A Place of Hiding



Margaret Chamberlain maintained a death grip on the steering wheel as she drove back to Le Reposoir. The death grip kept her in focus, aware only of the effort required to keep the appropriate degree of pressure in her grasp. This, in turn, allowed her to stay present in the Range Rover so that she could course south along Belle Greve Bay without thinking about her encounter with what went for the Fielder family. Finding them had been a simple matter: There were only two Fielder listings in the telephone directory and one of them lived on Alderney. The other was domiciled in Rue des Lierres in an area between St. Peter Port and St. Sampson. Finding this on the map had presented little difficulty. Finding it in reality had, however, been another matter, as this part of town—called the Bouet—was as ill-marked as it was ill-featured. The Bouet turned out to be an area that reminded Margaret a little too much of her distant past as one of six children in a family where ends not only didn’t meet, they didn’t even acknowledge the existence of each other. In the Bouet lived the fringe dwellers of the island’s society, and their homes looked like the homes of such people in every town in England. Here were hideous terraced houses with narrow front doors, aluminium windows, and siding stained by rust. Overfilled rubbish bags took the place of shrubbery, and instead of flowerbeds, what few lawns there were had their patchy expanses broken up by debris. As Margaret got out of her car along the street, two cats hissed at each other over possession of a half-eaten pork pie that lay in the gutter. A dog rooted in an overturned dustbin. Gulls fed upon the remains of a loaf of bread on a lawn. She shuddered at the sight of all this even as she knew it suggested she would have a distinct advantage in the coming conversation. The Fielders were clearly not in a position to hire a solicitor to explain their rights to them. It should not, she thought, prove a difficult matter to wrest from them Adrian’s rightful due.

She hadn’t counted on the creature who answered her knock on the door. He was a hulking mass of unkempt unwashed unseemly male antagonism. To her pleasant enquiry of “Good morning. Do the parents of Paul Fielder live here?” he replied, “Could be they do, could be they don’t,”

and he fastened his eyes upon her breasts with the deliberate intention of unnerving her.

She said, “You aren’t Mr. Fielder, are you? Not the father...” But, of course, he couldn’t have been. For all his deliberate sexual precocity, he looked no more than twenty years old. “You must be a brother? I’d like to speak to your parents, if they’re here. You might tell them this is about your brother. Paul Fielder is your brother, I take it?”

He lifted his eyes from her chest momentarily. “Little git,” he said, and stepped away from the door.

Margaret took this as invitation to enter, and when the lout disappeared to the rear of the house, she took this as further invitation to follow. She found herself in a cramped kitchen smelling of rancid bacon, alone with him, where he lit a cigarette on the gas burner of the hob and turned to face her as he inhaled.

“Wha’s he done now?” Brother Fielder asked.

“He’s inherited a fair sum of money from my husband, from my former husband, to be exact. He’s inherited it away from my son, to whom it is owed. I’d like to avoid a lengthy court battle over this matter, and I thought it best to see if your parents felt likewise.”

“Did you?” Brother Fielder asked. He adjusted his filthy blue jeans round his hips, shifted his legs, and broke wind loudly. “Pardon,” he said.

“Must mind my manners with a lady. I forget.”

“Your parents aren’t here, I take it?” Margaret settled her bag on her arm in an indication that their encounter was quickly drawing to a close.

“If you’ll tell them—”

“Could be they’re just ’bove stairs. They like to go at it in the morning, they do. What ’bout you? When d’you like it?”
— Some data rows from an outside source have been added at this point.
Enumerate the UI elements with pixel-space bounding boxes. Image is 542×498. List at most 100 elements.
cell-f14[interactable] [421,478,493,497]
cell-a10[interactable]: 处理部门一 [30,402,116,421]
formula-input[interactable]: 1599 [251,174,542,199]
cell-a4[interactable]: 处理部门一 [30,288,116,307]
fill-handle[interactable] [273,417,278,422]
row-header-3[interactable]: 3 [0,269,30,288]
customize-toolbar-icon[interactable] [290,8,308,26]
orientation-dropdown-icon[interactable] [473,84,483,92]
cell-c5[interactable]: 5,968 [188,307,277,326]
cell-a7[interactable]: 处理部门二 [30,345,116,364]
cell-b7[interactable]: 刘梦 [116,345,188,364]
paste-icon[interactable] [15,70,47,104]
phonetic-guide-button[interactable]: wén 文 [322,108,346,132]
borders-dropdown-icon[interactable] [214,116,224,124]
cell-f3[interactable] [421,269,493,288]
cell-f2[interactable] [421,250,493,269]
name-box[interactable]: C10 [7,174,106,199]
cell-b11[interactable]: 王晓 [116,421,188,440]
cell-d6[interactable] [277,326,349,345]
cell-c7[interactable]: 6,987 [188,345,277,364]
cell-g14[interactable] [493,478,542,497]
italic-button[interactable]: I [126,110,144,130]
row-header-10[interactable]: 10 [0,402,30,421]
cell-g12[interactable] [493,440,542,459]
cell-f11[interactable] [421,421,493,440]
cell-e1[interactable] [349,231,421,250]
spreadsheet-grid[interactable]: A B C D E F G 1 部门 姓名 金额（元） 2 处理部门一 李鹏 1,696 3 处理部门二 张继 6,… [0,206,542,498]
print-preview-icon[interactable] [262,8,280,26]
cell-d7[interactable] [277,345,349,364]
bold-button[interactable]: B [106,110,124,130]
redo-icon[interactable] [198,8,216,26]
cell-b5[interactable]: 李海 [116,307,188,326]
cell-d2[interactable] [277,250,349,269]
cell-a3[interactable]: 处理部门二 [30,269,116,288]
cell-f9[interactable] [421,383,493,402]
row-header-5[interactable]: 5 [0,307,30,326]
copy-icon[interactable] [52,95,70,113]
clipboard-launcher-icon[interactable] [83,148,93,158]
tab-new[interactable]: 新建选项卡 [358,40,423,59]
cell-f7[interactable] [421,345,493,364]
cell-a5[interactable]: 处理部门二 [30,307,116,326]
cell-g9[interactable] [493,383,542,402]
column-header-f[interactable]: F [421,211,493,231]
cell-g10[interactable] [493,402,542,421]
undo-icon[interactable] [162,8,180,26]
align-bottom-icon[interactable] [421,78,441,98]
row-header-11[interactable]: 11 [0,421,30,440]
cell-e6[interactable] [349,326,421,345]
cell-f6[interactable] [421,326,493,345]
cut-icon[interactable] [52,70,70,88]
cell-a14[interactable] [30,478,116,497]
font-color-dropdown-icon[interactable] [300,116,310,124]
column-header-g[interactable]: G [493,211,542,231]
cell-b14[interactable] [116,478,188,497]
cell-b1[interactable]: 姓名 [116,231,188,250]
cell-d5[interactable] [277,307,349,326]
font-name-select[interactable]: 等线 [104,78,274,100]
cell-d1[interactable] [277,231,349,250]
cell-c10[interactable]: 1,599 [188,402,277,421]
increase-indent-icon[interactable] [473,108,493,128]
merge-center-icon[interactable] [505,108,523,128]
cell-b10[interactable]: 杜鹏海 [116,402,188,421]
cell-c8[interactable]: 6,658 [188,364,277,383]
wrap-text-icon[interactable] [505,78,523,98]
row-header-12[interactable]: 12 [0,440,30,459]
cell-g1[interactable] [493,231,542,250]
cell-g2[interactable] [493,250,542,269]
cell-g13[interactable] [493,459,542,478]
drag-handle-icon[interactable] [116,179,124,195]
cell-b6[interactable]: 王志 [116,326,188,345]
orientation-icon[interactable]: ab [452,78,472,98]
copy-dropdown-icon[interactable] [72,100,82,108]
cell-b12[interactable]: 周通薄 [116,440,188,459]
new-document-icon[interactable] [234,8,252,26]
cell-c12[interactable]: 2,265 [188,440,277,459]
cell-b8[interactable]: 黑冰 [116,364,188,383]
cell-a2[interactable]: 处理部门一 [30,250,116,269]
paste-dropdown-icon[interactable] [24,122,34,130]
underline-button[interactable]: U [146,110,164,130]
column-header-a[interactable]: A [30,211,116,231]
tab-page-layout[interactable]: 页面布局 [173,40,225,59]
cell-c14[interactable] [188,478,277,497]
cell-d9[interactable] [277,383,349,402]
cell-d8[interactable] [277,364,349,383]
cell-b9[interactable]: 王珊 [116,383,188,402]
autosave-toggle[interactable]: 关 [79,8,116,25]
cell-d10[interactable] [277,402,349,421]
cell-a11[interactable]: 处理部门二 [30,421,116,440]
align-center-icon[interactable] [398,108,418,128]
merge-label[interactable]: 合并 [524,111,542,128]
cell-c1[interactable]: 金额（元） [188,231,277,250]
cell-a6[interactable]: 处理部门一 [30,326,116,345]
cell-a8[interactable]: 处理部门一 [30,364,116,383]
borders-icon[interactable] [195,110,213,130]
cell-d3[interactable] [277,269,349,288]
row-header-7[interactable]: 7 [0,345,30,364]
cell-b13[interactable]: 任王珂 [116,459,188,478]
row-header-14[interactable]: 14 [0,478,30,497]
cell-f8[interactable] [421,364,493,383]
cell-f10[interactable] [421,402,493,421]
Margaret decided her conversation with this yob had gone on long enough. She said, “If you’ll tell them Margaret Chamberlain—formerly Brouard—stopped by...I’ll phone them later.” She turned to go the way she’d come.

“Margaret Chamberlain Formerly Brouard,” Brother Fielder repeated.

“Don’t know if I c’n remember that much. I’ll need some help with all that. Real mouthful, it is.”

Margaret stopped in her progress to the front door. “If you have a piece of paper, I’ll write it down.”